O direito é um mito

É verdade, o direito é um mito. Mas, o que é um mito?

Mito é uma crença e uma tentativa de se explicar algum fenômeno ou intercorrência da vida privada ou pública, criando-se uma história, uma narração, uma espécie de fábula – com começo, meio e fim –, porque não se tem uma explicação lógica e racional para os mesmos.

Um animal pode gerar um mito, por exemplo, quando na narrativa dos fatos um determinado grupo humano acredita que os animais daquela espécie são sagrados. A ideia que motiva tudo, por sua vez, não é exatamente a divindade que se quer cultuar, mas sim a proteção do bicho de sua extinção.

Porque, por meio do mito, o animal não será mais caçado – uma vez que os humanos do grupo não querem atrair a ira dos deuses – e, assim, o bicho escapa da extinção. No mito, o bicho é a própria encarnação da divindade: a vaca, na Índia.

O direito é um mito, assim como o Estado, porque simplesmente acreditamos – sem muita base racional, quer dizer, baseados no senso comum (ou seja, no mito) – que agindo assim deve ser melhor do que de outra forma. Basta-nos verificar que o senso comum define direito como lei.
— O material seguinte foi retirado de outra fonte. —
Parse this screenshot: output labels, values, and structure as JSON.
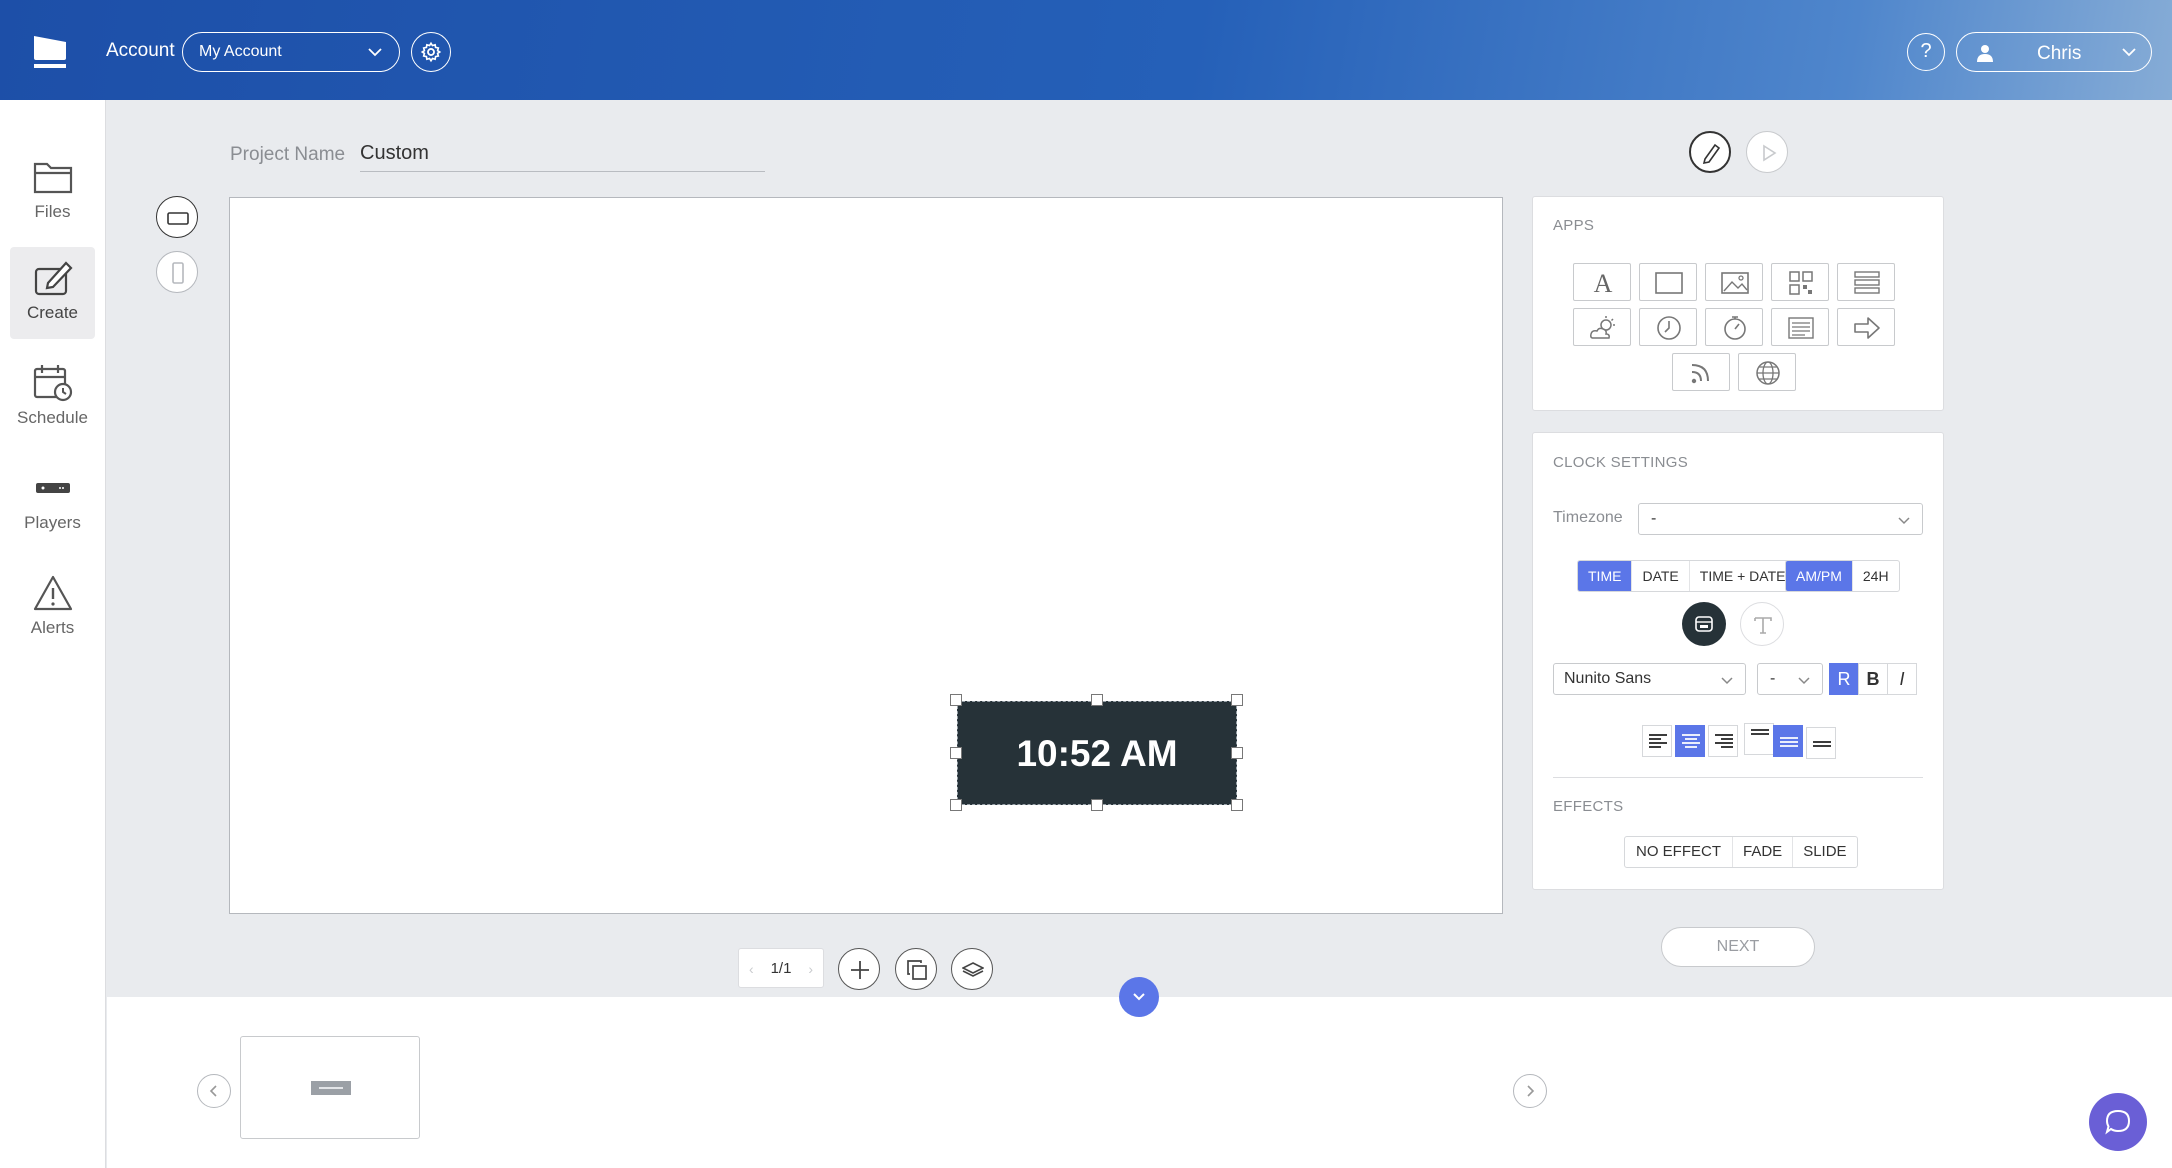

Ora, se o direito fosse a lei, não teria a nomenclatura de direito e sim de lei. João é João, e José é José. Vê-se que, sem conseguir uma definição correta, apelamos para o que mais se parece com o significado que queremos entender: a lei está para o direito, assim como a régua para o arquiteto, o estetoscópio para o médico, o livro para o professor, o volante para o motorista. É óbvio, mas não custa lembrar que o motorista não se chama volante e que o engenheiro não tem foto 3/4 de uma fita métrica.
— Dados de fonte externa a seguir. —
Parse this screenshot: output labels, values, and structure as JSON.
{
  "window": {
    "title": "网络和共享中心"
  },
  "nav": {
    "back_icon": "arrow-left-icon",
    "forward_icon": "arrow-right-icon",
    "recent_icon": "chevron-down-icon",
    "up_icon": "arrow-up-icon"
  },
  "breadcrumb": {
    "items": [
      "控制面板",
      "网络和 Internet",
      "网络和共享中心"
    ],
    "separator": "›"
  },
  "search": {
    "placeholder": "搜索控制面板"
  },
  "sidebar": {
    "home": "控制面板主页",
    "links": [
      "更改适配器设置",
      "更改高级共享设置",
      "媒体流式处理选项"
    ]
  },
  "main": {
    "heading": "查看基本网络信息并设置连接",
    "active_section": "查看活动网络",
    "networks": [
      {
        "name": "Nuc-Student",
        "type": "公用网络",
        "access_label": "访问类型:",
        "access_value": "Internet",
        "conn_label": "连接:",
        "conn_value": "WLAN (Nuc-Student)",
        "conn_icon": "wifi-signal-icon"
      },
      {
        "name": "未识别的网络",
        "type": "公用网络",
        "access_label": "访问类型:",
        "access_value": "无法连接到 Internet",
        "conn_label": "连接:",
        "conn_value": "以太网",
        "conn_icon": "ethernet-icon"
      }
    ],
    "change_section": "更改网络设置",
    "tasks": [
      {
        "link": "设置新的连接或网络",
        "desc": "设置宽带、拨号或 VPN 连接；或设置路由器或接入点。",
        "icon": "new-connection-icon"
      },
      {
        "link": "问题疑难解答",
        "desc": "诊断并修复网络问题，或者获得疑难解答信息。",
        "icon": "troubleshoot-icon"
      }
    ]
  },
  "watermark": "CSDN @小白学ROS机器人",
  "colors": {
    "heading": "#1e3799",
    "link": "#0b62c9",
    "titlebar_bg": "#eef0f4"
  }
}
No caso da intersecção do Estado e do direito, como mitos, pode-se/deve-se dar o exemplo nacional: ministro versado em lei diz que os direitos conquistados (direitos adquiridos) de trabalhadores, aposentados e pensionistas não são assegurados por nenhum mecanismo infalível.
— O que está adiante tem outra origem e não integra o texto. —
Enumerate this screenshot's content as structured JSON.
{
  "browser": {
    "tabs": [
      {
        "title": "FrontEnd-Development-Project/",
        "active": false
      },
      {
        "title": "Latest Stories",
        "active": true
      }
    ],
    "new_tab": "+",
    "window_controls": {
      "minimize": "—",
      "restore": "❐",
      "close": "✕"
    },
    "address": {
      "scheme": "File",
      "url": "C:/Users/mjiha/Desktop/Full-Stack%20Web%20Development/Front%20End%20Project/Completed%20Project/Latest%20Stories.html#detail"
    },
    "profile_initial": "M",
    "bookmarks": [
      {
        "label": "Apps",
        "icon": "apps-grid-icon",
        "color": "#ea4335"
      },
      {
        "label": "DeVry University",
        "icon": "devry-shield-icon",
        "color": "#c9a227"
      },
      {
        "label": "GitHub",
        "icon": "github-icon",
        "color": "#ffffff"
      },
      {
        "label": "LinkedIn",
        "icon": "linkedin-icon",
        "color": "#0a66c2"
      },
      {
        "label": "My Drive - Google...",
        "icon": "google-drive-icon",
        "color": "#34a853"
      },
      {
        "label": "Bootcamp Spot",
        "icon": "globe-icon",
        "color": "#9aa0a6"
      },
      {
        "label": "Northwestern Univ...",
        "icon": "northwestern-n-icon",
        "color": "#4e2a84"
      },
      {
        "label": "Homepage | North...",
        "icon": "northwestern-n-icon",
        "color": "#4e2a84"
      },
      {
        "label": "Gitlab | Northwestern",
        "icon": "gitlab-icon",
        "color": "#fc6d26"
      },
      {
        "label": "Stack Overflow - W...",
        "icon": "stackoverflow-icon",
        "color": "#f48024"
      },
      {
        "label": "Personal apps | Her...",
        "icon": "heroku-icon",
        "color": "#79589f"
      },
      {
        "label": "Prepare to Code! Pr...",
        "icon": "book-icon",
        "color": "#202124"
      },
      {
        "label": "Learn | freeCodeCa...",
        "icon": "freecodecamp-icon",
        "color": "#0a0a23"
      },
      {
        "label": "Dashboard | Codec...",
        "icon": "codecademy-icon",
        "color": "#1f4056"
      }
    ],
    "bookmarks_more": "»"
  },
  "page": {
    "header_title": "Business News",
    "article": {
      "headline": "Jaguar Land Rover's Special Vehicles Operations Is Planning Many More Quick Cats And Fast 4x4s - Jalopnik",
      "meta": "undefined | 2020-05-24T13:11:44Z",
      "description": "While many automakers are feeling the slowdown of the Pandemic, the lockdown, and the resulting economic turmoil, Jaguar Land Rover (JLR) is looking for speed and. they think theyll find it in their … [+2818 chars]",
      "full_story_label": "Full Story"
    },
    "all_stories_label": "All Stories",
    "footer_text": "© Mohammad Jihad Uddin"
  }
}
Isto é, pode-se perder esses direitos rapidamente. O ministro quer dizer que esses direitos adquiridos, assim como a coisa julgada que se fez em cada caso e o ato jurídico perfeito que os motivou, podem ser anulados pela vontade do soberano que se entronizou no poder.

Neste caso, equivaleria a se desfazer o mito criado pelo direito. Todas as pessoas já agraciadas por esses direitos e suas garantias – tomando-os por sagrados, como fora o animal protegido da extinção – seriam enganadas pelo Estado no momento do desfazimento do mito mais sagrado de suas vidas: acreditaram ter trabalhado por uma existência inteira e consideravam justo descansar em paz. Não poderão, se o mito for desfeito, pois teriam de voltar a trabalhar ou mendigar para sobreviver.

Na avaliação final do mito, o animal escapa da extinção; mas o cidadão nacional, não.  Com o que também se desfaz o mito de que o Estado deve zelar pelos interesses sociais e populares. O Estado e o direito pertencem aos que controlam o poder. E não é preciso mito algum para se entender isso. Afinal, o mito é realidade.